Subject: LUSA: Reconciliation among rival security forces 'not easy' - Ramos
13-07-2006 12:54:00. Fonte LUSA. Notícia SIR-8168904 Temas:
East Timor: Reconciliation among rival security forces 'not easy' - Ramos Horta
Metinaro, East Timor, July 13 (Lusa) - Prime Minister José Ramos Horta met with rival army and police factions Thursday, urging them to dialogue and seek reconciliation to end East Timor's months-long crisis of violence and political turmoil.
After separate meetings at national police headquarters in Dili and at the army training center at Metinaro, however, Ramos Horta, acknowledged that reconciliation within and between the security forces would "not be easy".
He told hundreds of officers and soldiers at the two back-to- back meetings that President Xanana Gusmão was considering setting up a so-called National Dialogue Commission, under the aegis of the influential Catholic Church, to aid contacts between the factions that engaged in bloody clashes in April and May, triggering a spiral of communal violence in Dili.

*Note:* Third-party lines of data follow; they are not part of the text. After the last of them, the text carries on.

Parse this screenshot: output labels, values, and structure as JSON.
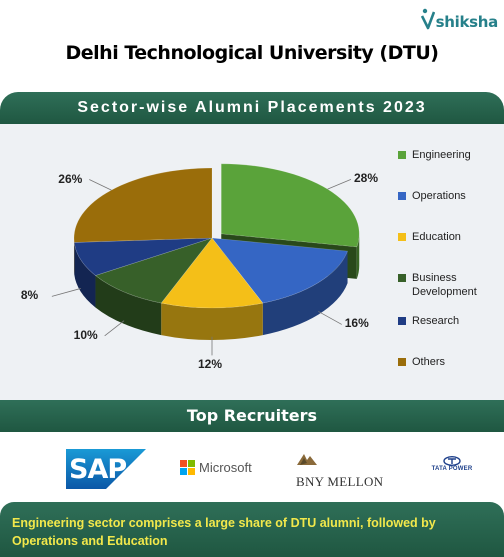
{
  "brand": {
    "name": "shiksha",
    "color": "#26808a"
  },
  "main_title": "Delhi Technological University (DTU)",
  "recruiters_heading": "Top Recruiters",
  "recruiters": [
    {
      "name": "SAP",
      "logo": "sap-logo"
    },
    {
      "name": "Microsoft",
      "logo": "microsoft-logo"
    },
    {
      "name": "BNY MELLON",
      "logo": "bny-mellon-logo"
    },
    {
      "name": "TATA POWER",
      "logo": "tata-power-logo"
    }
  ],
  "footer_note": "Engineering sector comprises a large share of DTU alumni, followed by Operations and Education",
  "colors": {
    "band": "#2a6650",
    "footer_text": "#f2e84b",
    "chart_bg": "#eef1f4"
  },
  "chart_data": {
    "type": "pie",
    "title": "Sector-wise Alumni Placements 2023",
    "style": "3d-exploded",
    "legend_position": "right",
    "categories": [
      "Engineering",
      "Operations",
      "Education",
      "Business Development",
      "Research",
      "Others"
    ],
    "values": [
      28,
      16,
      12,
      10,
      8,
      26
    ],
    "labels": [
      "28%",
      "16%",
      "12%",
      "10%",
      "8%",
      "26%"
    ],
    "colors": [
      "#5aa33a",
      "#3566c4",
      "#f4bf18",
      "#376029",
      "#1f3c84",
      "#9a6d0a"
    ]
  }
}
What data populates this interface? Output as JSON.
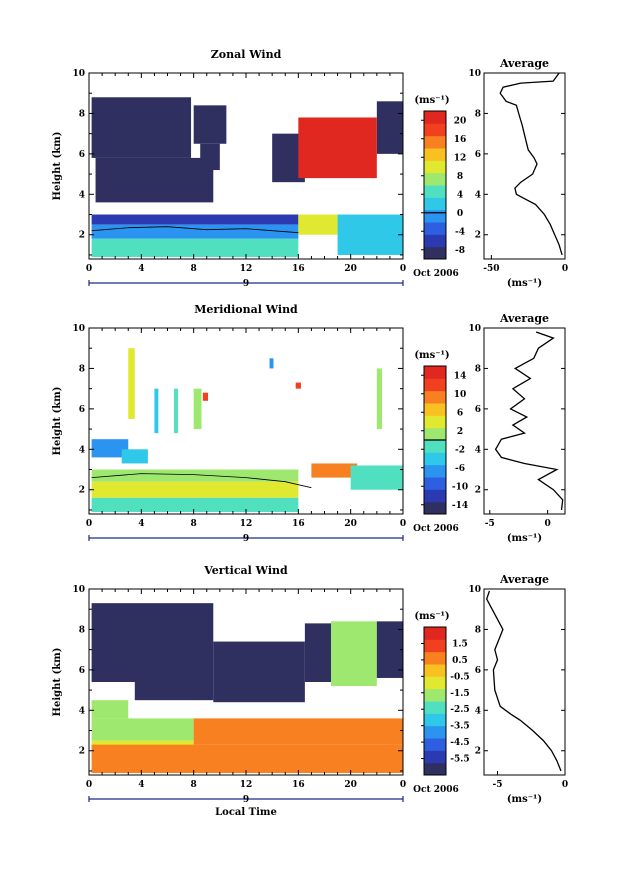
{
  "chart_data": [
    {
      "type": "heatmap",
      "title": "Zonal Wind",
      "ylabel": "Height (km)",
      "xlabel": "",
      "x_ticks": [
        "0",
        "4",
        "8",
        "12",
        "16",
        "20",
        "0"
      ],
      "y_ticks": [
        "2",
        "4",
        "6",
        "8",
        "10"
      ],
      "xlim": [
        0,
        24
      ],
      "ylim": [
        0.8,
        10
      ],
      "date_marker": "9",
      "date_label": "Oct 2006",
      "colorbar": {
        "unit": "(ms⁻¹)",
        "ticks": [
          "20",
          "16",
          "12",
          "8",
          "4",
          "0",
          "-4",
          "-8"
        ],
        "range": [
          -10,
          22
        ]
      },
      "regions": [
        {
          "x0": 0.2,
          "x1": 7.8,
          "y0": 5.8,
          "y1": 8.8,
          "level": 0.0
        },
        {
          "x0": 0.5,
          "x1": 9.5,
          "y0": 3.6,
          "y1": 5.8,
          "level": 0.02
        },
        {
          "x0": 8.0,
          "x1": 10.5,
          "y0": 6.5,
          "y1": 8.4,
          "level": 0.0
        },
        {
          "x0": 8.5,
          "x1": 10.0,
          "y0": 5.2,
          "y1": 6.5,
          "level": 0.01
        },
        {
          "x0": 14.0,
          "x1": 16.5,
          "y0": 4.6,
          "y1": 7.0,
          "level": 0.0
        },
        {
          "x0": 22.0,
          "x1": 24.0,
          "y0": 6.0,
          "y1": 8.6,
          "level": 0.0
        },
        {
          "x0": 16.0,
          "x1": 22.0,
          "y0": 4.8,
          "y1": 7.8,
          "level": 0.96
        },
        {
          "x0": 0.2,
          "x1": 16.0,
          "y0": 2.5,
          "y1": 3.0,
          "level": 0.12
        },
        {
          "x0": 0.2,
          "x1": 16.0,
          "y0": 1.8,
          "y1": 2.5,
          "level": 0.28
        },
        {
          "x0": 0.2,
          "x1": 16.0,
          "y0": 0.9,
          "y1": 1.8,
          "level": 0.42
        },
        {
          "x0": 16.0,
          "x1": 19.0,
          "y0": 2.0,
          "y1": 3.0,
          "level": 0.62
        },
        {
          "x0": 19.0,
          "x1": 24.0,
          "y0": 1.0,
          "y1": 3.0,
          "level": 0.35
        }
      ],
      "contour": [
        [
          0.2,
          2.2
        ],
        [
          3,
          2.35
        ],
        [
          6,
          2.4
        ],
        [
          9,
          2.25
        ],
        [
          12,
          2.3
        ],
        [
          14,
          2.2
        ],
        [
          16,
          2.1
        ]
      ],
      "profile": {
        "title": "Average",
        "xlabel": "(ms⁻¹)",
        "x_ticks": [
          "-50",
          "0"
        ],
        "xlim": [
          -55,
          0
        ],
        "y_ticks": [
          "2",
          "4",
          "6",
          "8",
          "10"
        ],
        "points": [
          [
            -2,
            1
          ],
          [
            -4,
            1.5
          ],
          [
            -7,
            2
          ],
          [
            -10,
            2.5
          ],
          [
            -14,
            3
          ],
          [
            -20,
            3.5
          ],
          [
            -28,
            3.8
          ],
          [
            -33,
            4
          ],
          [
            -34,
            4.3
          ],
          [
            -30,
            4.6
          ],
          [
            -22,
            5
          ],
          [
            -19,
            5.5
          ],
          [
            -21,
            5.8
          ],
          [
            -25,
            6.2
          ],
          [
            -27,
            6.8
          ],
          [
            -29,
            7.4
          ],
          [
            -31,
            7.9
          ],
          [
            -33,
            8.4
          ],
          [
            -40,
            8.6
          ],
          [
            -44,
            9
          ],
          [
            -42,
            9.3
          ],
          [
            -30,
            9.5
          ],
          [
            -8,
            9.6
          ],
          [
            -4,
            10
          ]
        ]
      }
    },
    {
      "type": "heatmap",
      "title": "Meridional Wind",
      "ylabel": "Height (km)",
      "xlabel": "",
      "x_ticks": [
        "0",
        "4",
        "8",
        "12",
        "16",
        "20",
        "0"
      ],
      "y_ticks": [
        "2",
        "4",
        "6",
        "8",
        "10"
      ],
      "xlim": [
        0,
        24
      ],
      "ylim": [
        0.8,
        10
      ],
      "date_marker": "9",
      "date_label": "Oct 2006",
      "colorbar": {
        "unit": "(ms⁻¹)",
        "ticks": [
          "14",
          "10",
          "6",
          "2",
          "-2",
          "-6",
          "-10",
          "-14"
        ],
        "range": [
          -16,
          16
        ]
      },
      "regions": [
        {
          "x0": 0.2,
          "x1": 3.0,
          "y0": 3.6,
          "y1": 4.5,
          "level": 0.25
        },
        {
          "x0": 2.5,
          "x1": 4.5,
          "y0": 3.3,
          "y1": 4.0,
          "level": 0.4
        },
        {
          "x0": 0.2,
          "x1": 16.0,
          "y0": 2.4,
          "y1": 3.0,
          "level": 0.5
        },
        {
          "x0": 0.2,
          "x1": 16.0,
          "y0": 1.6,
          "y1": 2.4,
          "level": 0.62
        },
        {
          "x0": 0.2,
          "x1": 16.0,
          "y0": 0.9,
          "y1": 1.6,
          "level": 0.45
        },
        {
          "x0": 17.0,
          "x1": 20.5,
          "y0": 2.6,
          "y1": 3.3,
          "level": 0.82
        },
        {
          "x0": 20.0,
          "x1": 24.0,
          "y0": 2.0,
          "y1": 3.2,
          "level": 0.48
        },
        {
          "x0": 3.0,
          "x1": 3.5,
          "y0": 5.5,
          "y1": 9.0,
          "level": 0.6
        },
        {
          "x0": 5.0,
          "x1": 5.3,
          "y0": 4.8,
          "y1": 7.0,
          "level": 0.35
        },
        {
          "x0": 6.5,
          "x1": 6.8,
          "y0": 4.8,
          "y1": 7.0,
          "level": 0.42
        },
        {
          "x0": 8.0,
          "x1": 8.6,
          "y0": 5.0,
          "y1": 7.0,
          "level": 0.58
        },
        {
          "x0": 8.7,
          "x1": 9.1,
          "y0": 6.4,
          "y1": 6.8,
          "level": 0.95
        },
        {
          "x0": 13.8,
          "x1": 14.1,
          "y0": 8.0,
          "y1": 8.5,
          "level": 0.3
        },
        {
          "x0": 15.8,
          "x1": 16.2,
          "y0": 7.0,
          "y1": 7.3,
          "level": 0.9
        },
        {
          "x0": 22.0,
          "x1": 22.4,
          "y0": 5.0,
          "y1": 8.0,
          "level": 0.55
        }
      ],
      "contour": [
        [
          0.2,
          2.6
        ],
        [
          4,
          2.8
        ],
        [
          8,
          2.75
        ],
        [
          12,
          2.6
        ],
        [
          15,
          2.4
        ],
        [
          17,
          2.1
        ]
      ],
      "profile": {
        "title": "Average",
        "xlabel": "(ms⁻¹)",
        "x_ticks": [
          "-5",
          "0"
        ],
        "xlim": [
          -5.5,
          1.5
        ],
        "y_ticks": [
          "2",
          "4",
          "6",
          "8",
          "10"
        ],
        "points": [
          [
            1.2,
            1
          ],
          [
            1.3,
            1.5
          ],
          [
            0.5,
            2
          ],
          [
            -0.8,
            2.5
          ],
          [
            0.8,
            3
          ],
          [
            -2,
            3.3
          ],
          [
            -4,
            3.6
          ],
          [
            -4.5,
            4
          ],
          [
            -4,
            4.5
          ],
          [
            -2,
            4.8
          ],
          [
            -3,
            5.2
          ],
          [
            -1.8,
            5.6
          ],
          [
            -3.2,
            6
          ],
          [
            -2,
            6.5
          ],
          [
            -3,
            7
          ],
          [
            -1.5,
            7.5
          ],
          [
            -2.8,
            8
          ],
          [
            -1.2,
            8.5
          ],
          [
            -0.8,
            9
          ],
          [
            0.5,
            9.5
          ],
          [
            -1,
            9.8
          ]
        ]
      }
    },
    {
      "type": "heatmap",
      "title": "Vertical Wind",
      "ylabel": "Height (km)",
      "xlabel": "Local Time",
      "x_ticks": [
        "0",
        "4",
        "8",
        "12",
        "16",
        "20",
        "0"
      ],
      "y_ticks": [
        "2",
        "4",
        "6",
        "8",
        "10"
      ],
      "xlim": [
        0,
        24
      ],
      "ylim": [
        0.8,
        10
      ],
      "date_marker": "9",
      "date_label": "Oct 2006",
      "colorbar": {
        "unit": "(ms⁻¹)",
        "ticks": [
          "1.5",
          "0.5",
          "-0.5",
          "-1.5",
          "-2.5",
          "-3.5",
          "-4.5",
          "-5.5"
        ],
        "range": [
          -6.5,
          2.5
        ]
      },
      "regions": [
        {
          "x0": 0.2,
          "x1": 9.5,
          "y0": 5.4,
          "y1": 9.3,
          "level": 0.0
        },
        {
          "x0": 3.5,
          "x1": 9.5,
          "y0": 4.5,
          "y1": 5.4,
          "level": 0.01
        },
        {
          "x0": 9.5,
          "x1": 16.5,
          "y0": 4.4,
          "y1": 7.4,
          "level": 0.0
        },
        {
          "x0": 16.5,
          "x1": 18.5,
          "y0": 5.4,
          "y1": 8.3,
          "level": 0.02
        },
        {
          "x0": 18.5,
          "x1": 22.0,
          "y0": 5.2,
          "y1": 8.4,
          "level": 0.55
        },
        {
          "x0": 22.0,
          "x1": 24.0,
          "y0": 5.6,
          "y1": 8.4,
          "level": 0.02
        },
        {
          "x0": 0.2,
          "x1": 3.0,
          "y0": 3.6,
          "y1": 4.5,
          "level": 0.5
        },
        {
          "x0": 0.2,
          "x1": 8.0,
          "y0": 2.5,
          "y1": 3.6,
          "level": 0.55
        },
        {
          "x0": 0.2,
          "x1": 8.0,
          "y0": 1.6,
          "y1": 2.5,
          "level": 0.62
        },
        {
          "x0": 8.0,
          "x1": 24.0,
          "y0": 2.3,
          "y1": 3.6,
          "level": 0.8
        },
        {
          "x0": 0.2,
          "x1": 24.0,
          "y0": 0.9,
          "y1": 2.3,
          "level": 0.85
        }
      ],
      "contour": [],
      "profile": {
        "title": "Average",
        "xlabel": "(ms⁻¹)",
        "x_ticks": [
          "-5",
          "0"
        ],
        "xlim": [
          -6,
          0
        ],
        "y_ticks": [
          "2",
          "4",
          "6",
          "8",
          "10"
        ],
        "points": [
          [
            -0.3,
            1
          ],
          [
            -0.6,
            1.5
          ],
          [
            -1,
            2
          ],
          [
            -1.6,
            2.5
          ],
          [
            -2.4,
            3
          ],
          [
            -3.3,
            3.5
          ],
          [
            -4,
            3.8
          ],
          [
            -4.8,
            4.2
          ],
          [
            -5.2,
            5
          ],
          [
            -5.3,
            6
          ],
          [
            -5,
            6.5
          ],
          [
            -5.2,
            7
          ],
          [
            -4.9,
            7.5
          ],
          [
            -4.6,
            8
          ],
          [
            -5,
            8.5
          ],
          [
            -5.4,
            9
          ],
          [
            -5.8,
            9.5
          ],
          [
            -5.6,
            9.9
          ]
        ]
      }
    }
  ],
  "shared": {
    "cmap": [
      "#303060",
      "#2b3ab0",
      "#2e5fe0",
      "#2b93f0",
      "#2fc8e8",
      "#50e0c0",
      "#9ee870",
      "#e0e830",
      "#f8c020",
      "#f88020",
      "#f04020",
      "#e02820"
    ]
  }
}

The proposed commission, he added, would "seek solutions, some must be concrete, others must be handled by the justice system".
Echoing the freshly named prime minister's concerns, Dili's deputy police commander, Luís Saldanha, told Ramos Horta reconciliation was a "very beautiful thing" but that seeking it would end in "disaster" if the process was conducted by "politicians".
The grievances between army and police factions, Saldanha added, could only be overcome "through the courts, not through politics".
Despite the presence of 2,700 international peacekeepers, mostly Australians, but also including Portuguese police, fears of new violence were illustrated by the reluctance of soldiers at Metinaro, 40 kilometers east of Dili, to return to their homes in the capital.
Dili's collapse into weeks of violence began in late April when then-Prime Minister Mari Alkatiri ordered a bloody army crackdown against hundreds of disgruntled former soldiers who were demonstrating in Dili against alleged regional discrimination in the 1,500-strong military.
The crackdown further divided the army and imploded the police along communal lines, triggering fratricidal clashes and pitting gangs of eastern "lorosae" against western "loromuno" in rampages of looting and arson.
At least 37 people died and nearly 150,000 were displaced from their homes before the four-nation international peacekeeping force began arriving in late May.
Speaking to reporters in Metinaro, Ramos Horta said the future re-integration of army officers who broke with the hierarchy in May in opposition to Alkatiri depended on "dialogue" and on the findings of an UN-mandated commission of inquiry into the causes of the violence.
The three-member commission, led by Brazilian diplomat Sérgio Pinheiro, is expected to arrive later this month and to present a preliminary report in early October.
Ramos Horta, a political independent who served as foreign minister in Alkatiri's cabinet, blamed the violent crisis on "political decisions taken by us" in the outgoing government.
"We must begin a new era and rebuild this nation from ashes", said the prime minister, who earlier promised to unveil his new cabinet Friday.